Gözlerim yavaşça açılırken rüyanın etkisindeydim.Rüya mı? Çok kötü bir rüya... Ellerime bakıp kulaklarımda olmadığını anlayınca bir daha anladım rüya olduğunu. Rüya fazla korkutucu olmasa da ürkmüştüm. Ellerimle yüzümü sıvazlayıp tepemde dikilen Sema ablaya baktım. Uyandığımı fark edince açık olan pencereye yönelip kapattı.

Odamda ki saat on ikiyi geçerken daha yarım saattir uyduğumu fark ettim.

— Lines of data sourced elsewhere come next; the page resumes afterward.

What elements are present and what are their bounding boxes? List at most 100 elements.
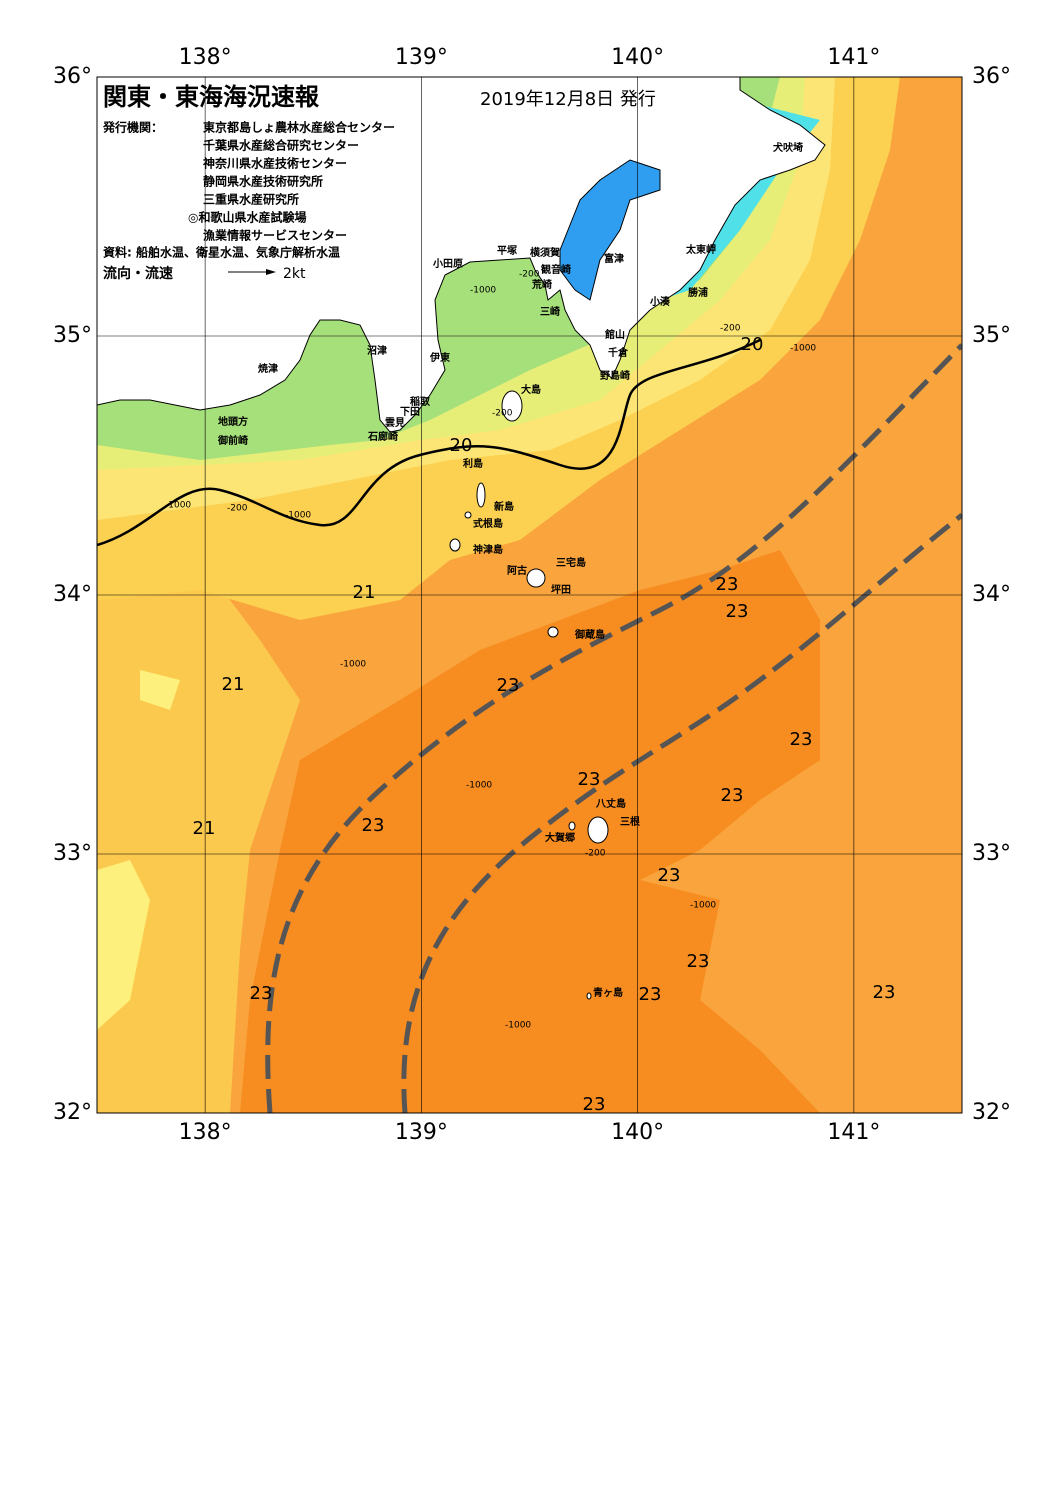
lat-label: 35° <box>972 323 1011 348</box>
lat-label: 33° <box>53 841 92 866</box>
depth-label: -1000 <box>505 1021 531 1031</box>
depth-label: -200 <box>492 409 513 419</box>
place-name: 富津 <box>604 252 624 265</box>
place-name: 荒崎 <box>531 278 552 291</box>
lon-label: 138° <box>179 1120 232 1145</box>
place-name: 犬吠埼 <box>773 141 803 154</box>
place-name: 新島 <box>494 500 514 513</box>
place-name: 焼津 <box>258 362 278 375</box>
lat-label: 32° <box>972 1100 1011 1125</box>
islands <box>449 390 609 1000</box>
publisher: 三重県水産研究所 <box>203 192 299 207</box>
depth-label: -1000 <box>285 511 311 521</box>
isotherm-label: 23 <box>639 984 662 1005</box>
publisher: 千葉県水産総合研究センター <box>203 138 359 153</box>
place-name: 大島 <box>521 383 541 396</box>
isotherm-label: 23 <box>362 815 385 836</box>
tokyo-bay <box>559 159 661 301</box>
place-name: 三宅島 <box>556 556 586 569</box>
isotherm-20 <box>97 338 761 547</box>
place-name: 大賀郷 <box>545 831 575 844</box>
publisher: 静岡県水産技術研究所 <box>203 174 323 189</box>
place-name: 稲取 <box>410 395 431 408</box>
isotherm-label: 23 <box>497 675 520 696</box>
kuroshio-axis <box>401 513 962 1113</box>
isotherm-label: 23 <box>716 574 739 595</box>
issue-date: 2019年12月8日 発行 <box>480 89 656 110</box>
publisher-label: 発行機関： <box>102 120 163 135</box>
place-name: 三崎 <box>540 305 560 318</box>
isotherm-label: 23 <box>873 982 896 1003</box>
lon-label: 141° <box>827 1120 880 1145</box>
sea-temperature-field <box>97 77 962 1113</box>
place-name: 利島 <box>463 457 483 470</box>
isotherm-label: 20 <box>741 334 764 355</box>
place-name: 御前崎 <box>217 434 248 447</box>
lat-label: 36° <box>53 64 92 89</box>
isotherm-label: 20 <box>450 435 473 456</box>
place-name: 横須賀 <box>530 246 560 259</box>
place-name: 御蔵島 <box>574 628 605 641</box>
lon-label: 140° <box>611 45 664 70</box>
place-name: 坪田 <box>551 583 571 596</box>
publisher: ◎和歌山県水産試験場 <box>188 210 306 225</box>
depth-label: -1000 <box>470 286 496 296</box>
legend-arrowhead <box>266 269 276 275</box>
depth-label: -1000 <box>340 660 366 670</box>
place-name: 太東岬 <box>685 243 716 256</box>
isotherm-label: 21 <box>193 818 216 839</box>
place-name: 小湊 <box>649 295 671 308</box>
place-name: 沼津 <box>367 344 387 357</box>
place-name: 地頭方 <box>218 415 248 428</box>
place-name: 阿古 <box>507 564 527 577</box>
source: 資料: 船舶水温、衛星水温、気象庁解析水温 <box>103 245 340 260</box>
isotherm-label: 23 <box>250 983 273 1004</box>
place-name: 勝浦 <box>688 286 708 299</box>
publisher: 東京都島しょ農林水産総合センター <box>203 120 395 135</box>
legend-label: 流向・流速 <box>103 265 173 282</box>
depth-label: -1000 <box>790 344 816 354</box>
lat-label: 32° <box>53 1100 92 1125</box>
place-name: 石廊崎 <box>367 430 398 443</box>
isotherm-label: 21 <box>353 582 376 603</box>
lat-label: 34° <box>972 582 1011 607</box>
depth-label: -200 <box>720 324 741 334</box>
place-name: 千倉 <box>608 346 629 359</box>
isotherm-label: 21 <box>222 674 245 695</box>
lon-label: 138° <box>179 45 232 70</box>
lat-label: 35° <box>53 323 92 348</box>
isotherm-label: 23 <box>726 601 749 622</box>
place-name: 八丈島 <box>595 797 626 810</box>
isotherm-label: 23 <box>721 785 744 806</box>
depth-label: -1000 <box>690 901 716 911</box>
place-name: 雲見 <box>385 417 405 429</box>
depth-label: -200 <box>227 504 248 514</box>
publisher: 神奈川県水産技術センター <box>203 156 347 171</box>
place-name: 神津島 <box>473 543 503 556</box>
place-name: 青ヶ島 <box>593 986 623 999</box>
lat-label: 36° <box>972 64 1011 89</box>
lon-label: 139° <box>395 1120 448 1145</box>
place-name: 館山 <box>604 328 625 341</box>
place-name: 下田 <box>400 406 420 418</box>
depth-label: -1000 <box>466 781 492 791</box>
depth-label: -1000 <box>165 501 191 511</box>
lon-label: 140° <box>611 1120 664 1145</box>
isotherm-label: 23 <box>790 729 813 750</box>
isotherm-label: 23 <box>583 1094 606 1115</box>
isotherm-label: 23 <box>687 951 710 972</box>
title: 関東・東海海況速報 <box>103 83 320 111</box>
lat-label: 34° <box>53 582 92 607</box>
map-frame <box>96 76 963 1114</box>
legend-scale: 2kt <box>283 266 306 282</box>
isotherm-label: 23 <box>658 865 681 886</box>
isotherm-label: 23 <box>578 769 601 790</box>
place-name: 式根島 <box>473 517 503 530</box>
place-name: 平塚 <box>497 244 517 257</box>
kuroshio-axis <box>265 343 962 1113</box>
lon-label: 141° <box>827 45 880 70</box>
place-name: 観音崎 <box>541 263 571 276</box>
place-name: 伊東 <box>429 351 450 364</box>
place-name: 野島崎 <box>600 369 630 382</box>
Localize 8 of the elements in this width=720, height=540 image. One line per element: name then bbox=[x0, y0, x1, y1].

Bartu beni dedemlere bıraktıktan sonra tüm akşamımı orada geçirmiştim. Yemek yemiş, bugünkü olanları konuşmuştuk. Babam yine yanımda değildi, bana kızgın mı ya da kızacak mı? Hiçbir şey anlamamıştım. Eve geç geleceğini dahi Sema abladan öğrenirken bu kadar geç kalacağını tahmin etmemiştim. Dedemlerin bir basın açıklaması yaptığını da yemekte öğrenmiştim, üstü kapalı bir konuşma olmuştu. Sert çıkıp hiçbir şey demeden konuyu değiştirmiştim. Babam kesin bir dille yapılacağını zaten söylemişti, üstelemenin, tatsızlık çıkarmanın bir anlamı yoktu. Zaten istediğim bir şeylerin olduğu da yoktu şu günlerde. Her şey sanki beni alt etmeye çalışır gibi gerçekleşiyordu, bana öyle gelmesini diledim içimden. Lütfen her şey güzel olsun...

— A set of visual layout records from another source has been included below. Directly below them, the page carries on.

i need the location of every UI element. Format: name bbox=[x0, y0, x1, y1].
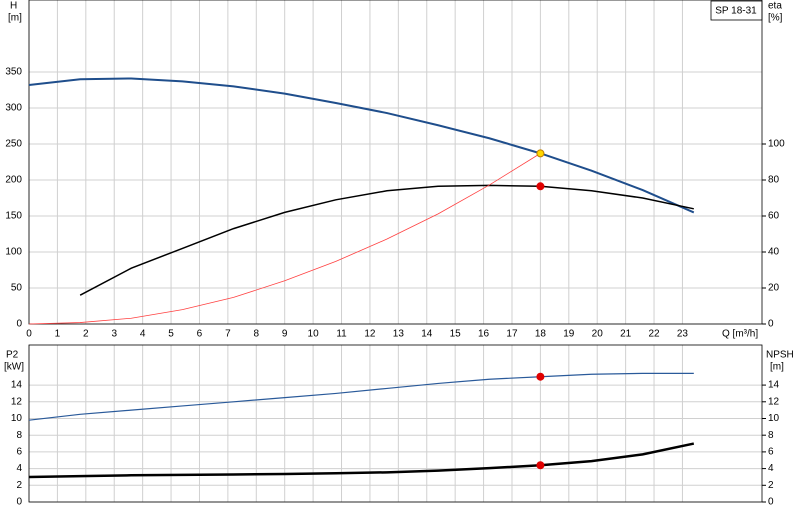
x-tick-label: 12 bbox=[364, 329, 376, 340]
y-tick-label: 200 bbox=[5, 175, 22, 186]
x-tick-label: 23 bbox=[677, 329, 689, 340]
y2-tick-label: 10 bbox=[768, 413, 780, 424]
x-tick-label: 9 bbox=[282, 329, 288, 340]
y-axis-unit: [m] bbox=[8, 13, 22, 24]
y2-tick-label: 6 bbox=[768, 447, 774, 458]
x-tick-label: 13 bbox=[393, 329, 405, 340]
curve bbox=[28, 153, 541, 325]
y2-tick-label: 0 bbox=[768, 497, 774, 508]
plot-frame bbox=[28, 344, 763, 503]
y-tick-label: 10 bbox=[11, 413, 23, 424]
x-tick-label: 3 bbox=[111, 329, 117, 340]
pump-label: SP 18-31 bbox=[715, 6, 757, 17]
y2-axis-label: eta bbox=[768, 1, 782, 12]
x-tick-label: 10 bbox=[308, 329, 320, 340]
y-tick-label: 2 bbox=[16, 480, 22, 491]
y-tick-label: 14 bbox=[11, 380, 23, 391]
y-tick-label: 100 bbox=[5, 247, 22, 258]
x-tick-label: 5 bbox=[168, 329, 174, 340]
y-tick-label: 4 bbox=[16, 463, 22, 474]
y2-tick-label: 4 bbox=[768, 463, 774, 474]
duty-point bbox=[536, 461, 545, 470]
y2-tick-label: 2 bbox=[768, 480, 774, 491]
y2-tick-label: 0 bbox=[768, 319, 774, 330]
x-tick-label: 19 bbox=[563, 329, 575, 340]
curve bbox=[28, 442, 695, 479]
y2-tick-label: 8 bbox=[768, 430, 774, 441]
curve bbox=[28, 77, 695, 214]
x-tick-label: 17 bbox=[506, 329, 518, 340]
x-tick-label: 18 bbox=[535, 329, 547, 340]
x-tick-label: 15 bbox=[450, 329, 462, 340]
y2-axis-unit: [m] bbox=[770, 362, 784, 373]
y-axis-unit: [kW] bbox=[4, 362, 24, 373]
y2-tick-label: 12 bbox=[768, 396, 780, 407]
curve bbox=[79, 184, 694, 296]
y2-tick-label: 20 bbox=[768, 283, 780, 294]
duty-point bbox=[536, 182, 545, 191]
curve bbox=[28, 372, 694, 421]
y2-tick-label: 80 bbox=[768, 175, 780, 186]
duty-point bbox=[536, 149, 545, 158]
plot-frame bbox=[28, 0, 763, 325]
x-tick-label: 22 bbox=[648, 329, 660, 340]
x-tick-label: 4 bbox=[140, 329, 146, 340]
y-tick-label: 150 bbox=[5, 211, 22, 222]
y2-tick-label: 14 bbox=[768, 380, 780, 391]
y2-tick-label: 100 bbox=[768, 139, 785, 150]
x-tick-label: 14 bbox=[421, 329, 433, 340]
y2-tick-label: 60 bbox=[768, 211, 780, 222]
y-tick-label: 8 bbox=[16, 430, 22, 441]
y-axis-label: P2 bbox=[6, 350, 19, 361]
y2-axis-unit: [%] bbox=[768, 13, 783, 24]
x-tick-label: 1 bbox=[55, 329, 61, 340]
y-tick-label: 0 bbox=[16, 319, 22, 330]
y-tick-label: 0 bbox=[16, 497, 22, 508]
y-axis-label: H bbox=[10, 1, 17, 12]
duty-point bbox=[536, 372, 545, 381]
y-tick-label: 12 bbox=[11, 396, 23, 407]
y-tick-label: 350 bbox=[5, 67, 22, 78]
x-tick-label: 6 bbox=[197, 329, 203, 340]
x-tick-label: 0 bbox=[26, 329, 32, 340]
x-tick-label: 16 bbox=[478, 329, 490, 340]
x-tick-label: 20 bbox=[592, 329, 604, 340]
x-tick-label: 21 bbox=[620, 329, 632, 340]
x-tick-label: 7 bbox=[225, 329, 231, 340]
y2-axis-label: NPSH bbox=[766, 350, 794, 361]
x-axis-label: Q [m³/h] bbox=[722, 329, 758, 340]
x-tick-label: 2 bbox=[83, 329, 89, 340]
y-tick-label: 6 bbox=[16, 447, 22, 458]
y-tick-label: 300 bbox=[5, 103, 22, 114]
y2-tick-label: 40 bbox=[768, 247, 780, 258]
x-tick-label: 11 bbox=[336, 329, 347, 340]
y-tick-label: 50 bbox=[11, 283, 23, 294]
x-tick-label: 8 bbox=[254, 329, 260, 340]
y-tick-label: 250 bbox=[5, 139, 22, 150]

Yemekte bu konun haricinde annemi konuşmuştuk; küçüklüğü, okul hayatı... Bir kaç görmediğim resimlere bakmıştım. Özlem gidermiş sayılabilirdim. Hatta bir tane fotoğrafı yanımda getirmiş, babam ile benim resmimin kenarına iliştirmiştim. Masanın üzerinde duran annemin en fazla on dokuz yaşında olduğu fotoğraf artık bendeydi. Esir aldığım o fotoğraf bana o kadar çok benziyordu ki babamın bu kadar üzerime titremesine bir cevap bulmuştum. Ben annemin bir kopyasıydım. On dokuz yaşında ki Irmak, on sekizine yeni basmış Helen'i andırıyordu, gözlerimizin rengi, saçlarımızın kahve tonunda ki koyuluğu, kaşlarımızın inceliği, burnumuzun minikçe oluşu ve daha nice şey... Anlattıklarına göre karakterimizde benziyordu, çoğu zaman konuşmamak gibi, haksızlığa gelememek gibi, küçük çocuklara karşı zaaf beslemek gibi, gibi... Bunlar beni sevindirirken aynı zamanda üzüyordu da, beni anneme benzetirken öyle hüzünlü bakıyorlardı ki içim parçalanmıştı belki bu yüzden apar topar eve gelme kararı almıştım, bilemiyorum. Kaçıyordum bazı şeylerden belki de, bunca yaşıma kadar onları bir kez bile aramayıp , merak etmezken kaçıyordum. Şimdi ise açığa kavuşan bazı meraklarımın başkalarını üzmesinden kaçıyordum, bilemiyorum.